Prepared for the ACS Strategic Planning Committee
by Amanda Hagood, Director of Blended Learning, Associated Colleges of the South, and Grace Pang, Program Officer, National Institute for Technology in Liberal Education
This primer was developed from a study of sixteen case studies in digitally-mediated collaboration and the liberal arts published by the Associated Colleges of the South (ACS) and the National Institute for Technology in Liberal Education (NITLE) in the summer of 2014. Though the case studies covered topics as diverse as designing and implementing a hybrid course in Asian Studies or launching a program in digital humanities, each provided a fascinating example of how small institutions can marshal their oftentimes limited resources and personnel to achieve extraordinary things. The key to each project’s success lies in the strategy of collaboration—though, as we will demonstrate, collaboration exists along a continuum consisting of many different modalities for working together. This primer, drawn from a thoroughgoing analysis of these projects, will present four exemplary projects and will ask you to consider how their goals, strategies, and tactics reflect upon the goals, strategies, and tactics that should appear in the ACS’s 2020 Vision.

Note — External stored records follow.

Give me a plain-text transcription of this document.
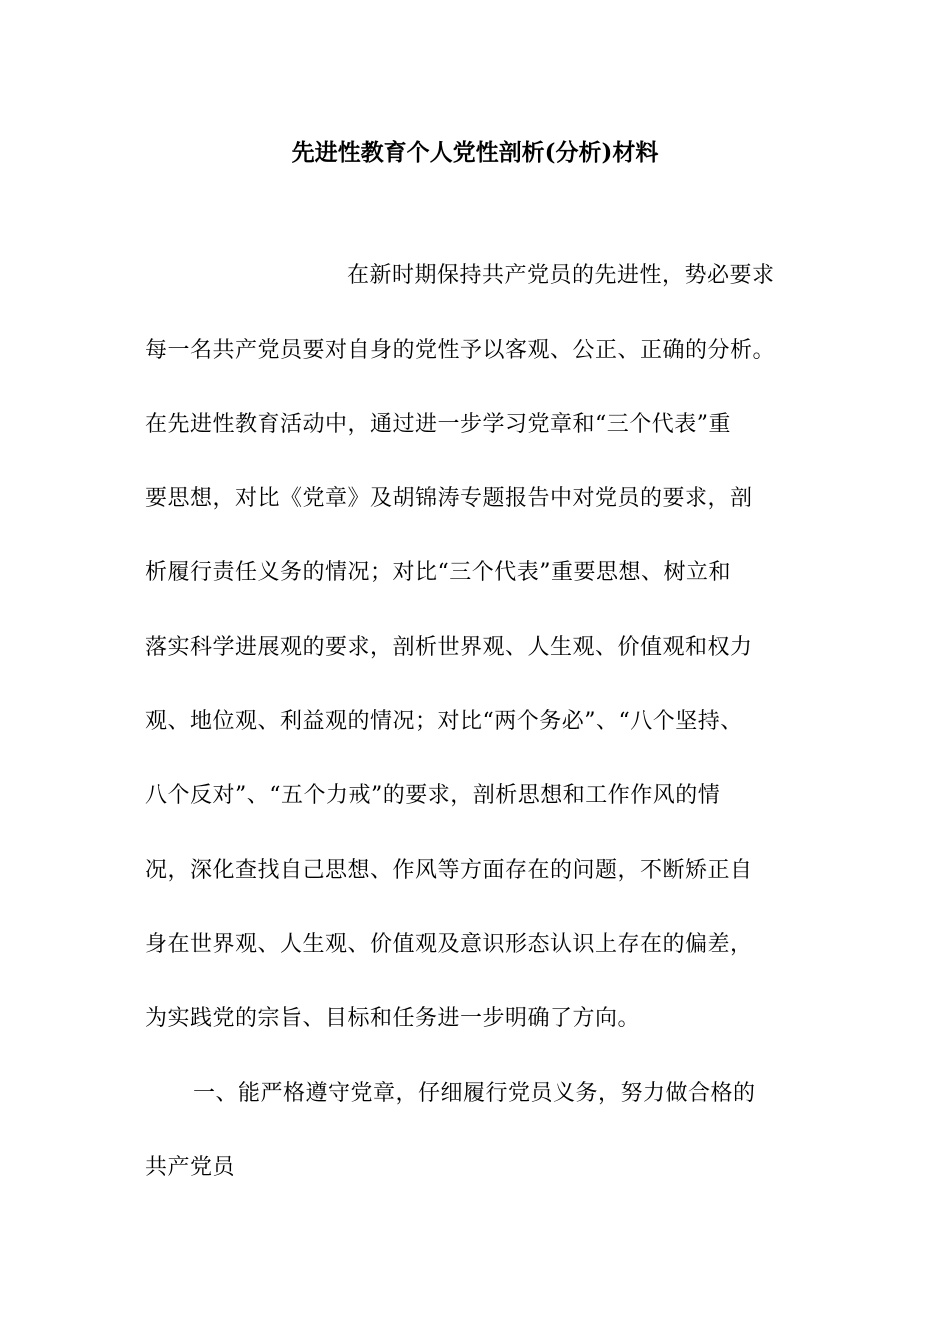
先进性教育个人党性剖析(分析)材料
在新时期保持共产党员的先进性，势必要求
每一名共产党员要对自身的党性予以客观、公正、正确的分析。
在先进性教育活动中，通过进一步学习党章和“三个代表”重
要思想，对比《党章》及胡锦涛专题报告中对党员的要求，剖
析履行责任义务的情况；对比“三个代表”重要思想、树立和
落实科学进展观的要求，剖析世界观、人生观、价值观和权力
观、地位观、利益观的情况；对比“两个务必”、“八个坚持、
八个反对”、“五个力戒”的要求，剖析思想和工作作风的情
况，深化查找自己思想、作风等方面存在的问题，不断矫正自
身在世界观、人生观、价值观及意识形态认识上存在的偏差，
为实践党的宗旨、目标和任务进一步明确了方向。
一、能严格遵守党章，仔细履行党员义务，努力做合格的
共产党员
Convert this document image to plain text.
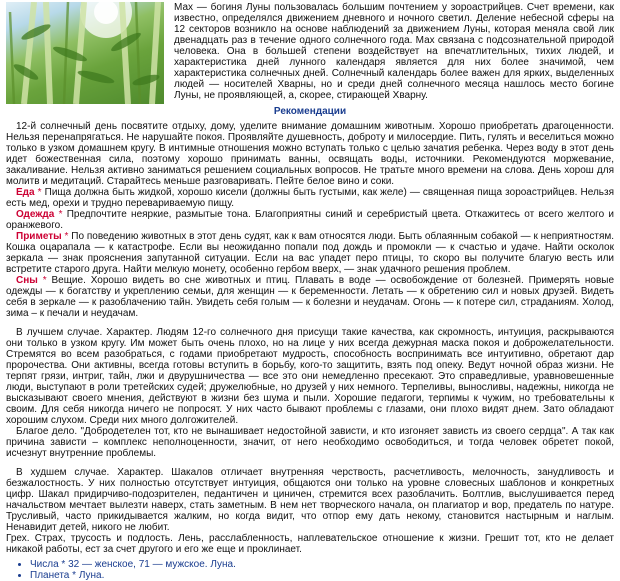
Мах — богиня Луны пользовалась большим почтением у зороастрийцев. Счет времени, как известно, определялся движением дневного и ночного светил. Деление небесной сферы на 12 секторов возникло на основе наблюдений за движением Луны, которая меняла свой лик двенадцать раз в течение одного солнечного года. Мах связана с подсознательной природой человека. Она в большей степени воздействует на впечатлительных, тихих людей, и характеристика дней лунного календаря является для них более значимой, чем характеристика солнечных дней. Солнечный календарь более важен для ярких, выделенных людей — носителей Хварны, но и среди дней солнечного месяца нашлось место богине Луны, не проявляющей, а, скорее, стирающей Хварну.

Рекомендации

12-й солнечный день посвятите отдыху, дому, уделите внимание домашним животным. Хорошо приобретать драгоценности. Нельзя перенапрягаться. Не нарушайте покоя. Проявляйте душевность, доброту и милосердие. Пить, гулять и веселиться можно только в узком домашнем кругу. В интимные отношения можно вступать только с целью зачатия ребенка. Через воду в этот день идет божественная сила, поэтому хорошо принимать ванны, освящать воды, источники. Рекомендуются моржевание, закаливание. Нельзя активно заниматься решением социальных вопросов. Не тратьте много времени на слова. День хорош для молитв и медитаций. Старайтесь меньше разговаривать. Пейте белое вино и соки.

Еда * Пища должна быть жидкой, хорошо кисели (должны быть густыми, как желе) — священная пища зороастрийцев. Нельзя есть мед, орехи и трудно перевариваемую пищу.

Одежда * Предпочтите неяркие, размытые тона. Благоприятны синий и серебристый цвета. Откажитесь от всего желтого и оранжевого.

Приметы * По поведению животных в этот день судят, как к вам относятся люди. Быть облаянным собакой — к неприятностям. Кошка оцарапала — к катастрофе. Если вы неожиданно попали под дождь и промокли — к счастью и удаче. Найти осколок зеркала — знак прояснения запутанной ситуации. Если на вас упадет перо птицы, то скоро вы получите благую весть или встретите старого друга. Найти мелкую монету, особенно гербом вверх, — знак удачного решения проблем.

Сны * Вещие. Хорошо видеть во сне животных и птиц. Плавать в воде — освобождение от болезней. Примерять новые одежды — к богатству и укреплению семьи, для женщин — к беременности. Летать — к обретению сил и новых друзей. Видеть себя в зеркале — к разоблачению тайн. Увидеть себя голым — к болезни и неудачам. Огонь — к потере сил, страданиям. Холод, зима – к печали и неудачам.

В лучшем случае. Характер. Людям 12-го солнечного дня присущи такие качества, как скромность, интуиция, раскрываются они только в узком кругу. Им может быть очень плохо, но на лице у них всегда дежурная маска покоя и доброжелательности. Стремятся во всем разобраться, с годами приобретают мудрость, способность воспринимать все интуитивно, обретают дар пророчества. Они активны, всегда готовы вступить в борьбу, кого-то защитить, взять под опеку. Ведут ночной образ жизни. Не терпят грязи, интриг, тайн, лжи и двурушничества — все это они немедленно пресекают. Это справедливые, уравновешенные люди, выступают в роли третейских судей; дружелюбные, но друзей у них немного. Терпеливы, выносливы, надежны, никогда не высказывают своего мнения, действуют в жизни без шума и пыли. Хорошие педагоги, терпимы к чужим, но требовательны к своим. Для себя никогда ничего не попросят. У них часто бывают проблемы с глазами, они плохо видят днем. Зато обладают хорошим слухом. Среди них много долгожителей.

Благое дело. "Добродетелен тот, кто не вынашивает недостойной зависти, и кто изгоняет зависть из своего сердца". А так как причина зависти – комплекс неполноценности, значит, от него необходимо освободиться, и тогда человек обретет покой, исчезнут внутренние проблемы.

В худшем случае. Характер. Шакалов отличает внутренняя черствость, расчетливость, мелочность, занудливость и безжалостность. У них полностью отсутствует интуиция, общаются они только на уровне словесных шаблонов и конкретных цифр. Шакал придирчиво-подозрителен, педантичен и циничен, стремится всех разоблачить. Болтлив, выслушивается перед начальством мечтает вылезти наверх, стать заметным. В нем нет творческого начала, он плагиатор и вор, предатель по натуре. Трусливый, часто прикидывается жалким, но когда видит, что отпор ему дать некому, становится настырным и наглым. Ненавидит детей, никого не любит.

Грех. Страх, трусость и подлость. Лень, расслабленность, наплевательское отношение к жизни. Грешит тот, кто не делает никакой работы, ест за счет другого и его же еще и проклинает.

• Числа * 32 — женское, 71 — мужское. Луна.
• Планета * Луна.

The aims of this primer are threefold:
- To report why and how faculty and staff within and across ACS institutions are collaborating
- To explore how the goals, strategies, and tactics used by these practitioners align with the ACS’s mission to support the liberal arts by creating collaborative opportunities that improve the quality, while reducing the cost, of liberal arts education.
- To stimulate the Strategic Planning Committee’s thinking about why and how our member institutions could collaborate.
Jana Mathews, Assistant Professor of English, Rollins College
Dr. Mathews earned her Ph.D. from Duke University. Her research and teaching focus on digital humanities and the intersections between the Middle Ages and contemporary culture. A vocal advocate for career and life planning initiatives, Mathews was co-chair of the Career and Life Planning Committee at Rollins College and currently co-teaches (with Anne Meehan) career and life planning courses. In 2013, Mathews was awarded the Arthur Vining Davis Award; currently, she holds the distinction of being the most junior recipient of the Cornell Distinguished Faculty Award at Rollins.
Anne Meehan, Assistant Director, Office of Career Services, Rollins College
Anne Meehan earned her B.S. in family and child development from Virginia Tech and earned her M.Ed. in counseling psychology with a concentration in college student personnel administration from James Madison University. She has worked at James Madison University, Virginia Tech, the University of Richmond, Stetson University, and Rollins College in both associate director and assistant director roles. Anne has developed and taught career courses at several universities, and she currently co-teaches (with Dr. Jana Mathews) career and life planning courses at Rollins.
Beth Chancy, Assistant Director, Office of Alumni and Career Services, University of Richmond
Beth Chancy earned her B.A. in English from the College of William and Mary and earned her M.S. in human development, counseling and family studies with a concentration in college student personnel from the University of Rhode Island. She has worked at Virginia Commonwealth University, the College of William and Mary, the University of Denver, and the University of Rhode Island. She has taught a career class at the University of Richmond for six years.
In UCLA’s 2012 national survey of college freshmen, 87.9% of respondents named “getting a job” as their top reason for going to college. While the current economic climate has put all institutions of higher learning under increased pressure to make the case for the marketability of their curriculum, the mission and values of liberal arts colleges currently are subject to some of the most intense and public scrutiny. This project proposes an innovative and inter-institutional approach to preparing liberal arts students for life beyond graduation. Specifically, it combines the faculty and technological resources of two distinguished liberal arts institutions who are also members of the Associated Colleges of the South (ACS) consortium—Rollins College and the University of Richmond—to generate several blended learning modules designed to develop and hone students’ skills in personal branding, professional networking, and interviewing.